Le 51e État
Je n’ai pas connu l’effervescence du référendum de 1980.
Mais j’ai grandi dans la foulée du climat social que celui-ci a créé, de cette réflexion incessante qui reléguait aux oubliettes ou presque bon nombre de débats.
Ainsi, j’étais un jeune ado de 14 ans lors du deuxième épisode de la saga référendaire québécoise.
J’étais conscient qu’une question importante était débattue, mais j’étais résolument davantage intéressé par le hockey, le baseball et les filles que par la politique.
1995
J’aime raconter cette anecdote qui fut le déclencheur de mon intérêt pour la politique à l’époque du deuxième référendum.
Comme tous les autres jeunes, je barbouillais régulièrement les pages de mon agenda.
Pour la journée du 31 octobre 1995, j’avais dessiné un immense « Souveraineté du Québec ? », avec une case Oui, et une case Non. Et j’avais inscrit un gros crochet dans le oui.
C’était dans l’air du temps, et les jeunes « cool » étaient tous souverainistes.
Puis ma soeur aînée, alors impliquée auprès des jeunes libéraux du Québec, avait fouiné dans mon agenda. Diantre. La colère !
« Tu vas m’enlever ça tout de suite, as-tu compris ? » Ne badinant pas avec l’autorité de soeurette, j’ai rapidement dégainé le liquide correcteur et corrigé la situation, en me disant que je comprendrais un jour pourquoi je devais penser ainsi.
Dans les mois qui suivirent, le sujet demeurait brûlant d’actualité malgré le deuxième revers des souverainistes.
Entre deux entraînements de baseball, je me souviens avoir eu maille à partir avec mon ami Nicolas Martin, fervent indépendantiste. On s’entend qu’à ce moment-là, mon sac à arguments était plutôt limité.
Soudainement me vint un éclair de génie : de toute manière, si le Québec devient indépendant, on va se faire ramasser par les États-Unis dans le temps de le dire, pis on va devenir le 51e État américain.

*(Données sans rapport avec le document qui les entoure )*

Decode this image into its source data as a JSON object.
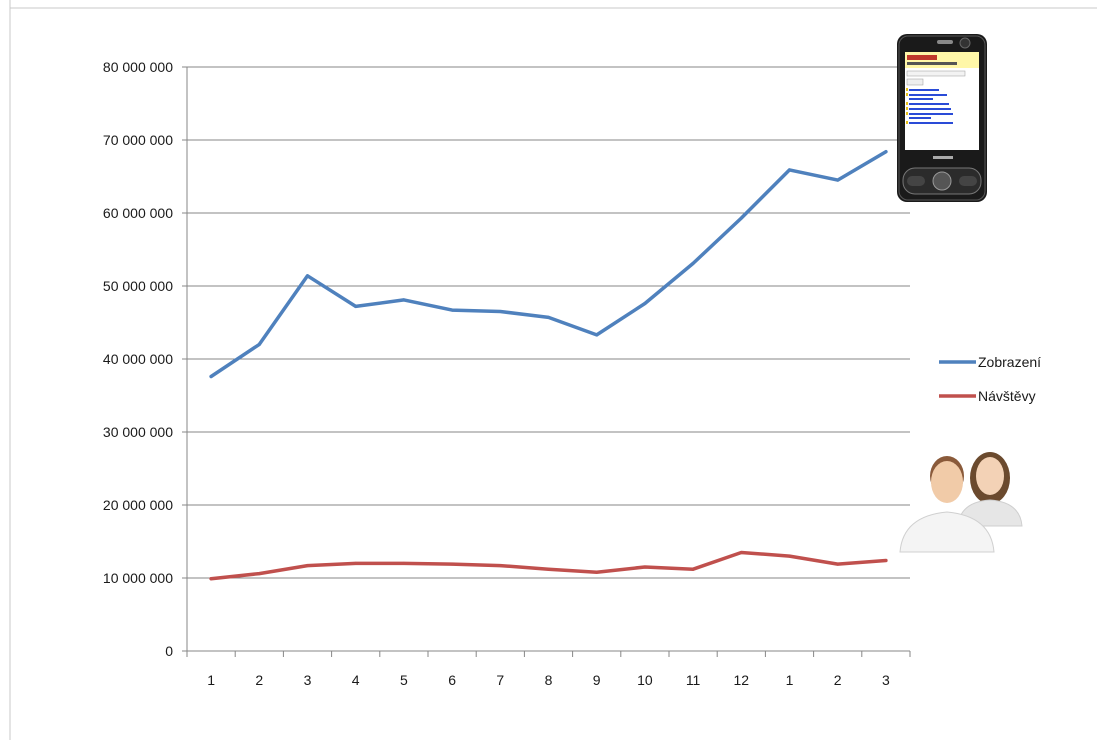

Oui monsieur !
Je repense à cela aujourd’hui, et je me dis que ce sophisme, que j’ai utilisé pendant quelques années de jeunesse mal informée, était particulièrement tiré par les cheveux.
BOULE DE CRISTAL
TRUDEAU
N’empêche que la réalité, c’est que nul ne peut savoir ce qui se serait produit si les choses avaient été différentes en 1980, ou en 1995.
C’est facile de jouer à Nostradamus. De regarder le passé avec la lorgnette de ce jour. Nous serions mieux, diront certains. Nous l’avons échappé belle, diront d’autres.
Il m’est avis que le modèle actuel ne nous a pas trop mal servis. À preuve, le projet de pays est plus que jamais sur la glace.
L’est-il pour toujours ? Rien n’est moins certain, quand on regarde le fossé qui semble toujours s’accentuer entre le Québec et le reste du Canada.
C’est bien de savoir d’où on vient. Mais comme je dis toujours à mes amis souverainistes, il faudra arrêter de ressasser le passé. Construire sur les réussites à venir plutôt que sur l’aigrissement de jadis.
Ainsi peut-être vous parviendrez à persuader les plus sceptiques. Même ceux qui ont pensé un jour que le Québec pays deviendrait inévitablement le 51e État américain !
La réalité, c’est que nul ne peut savoir ce qui se serait produit si les choses avaient été différentes.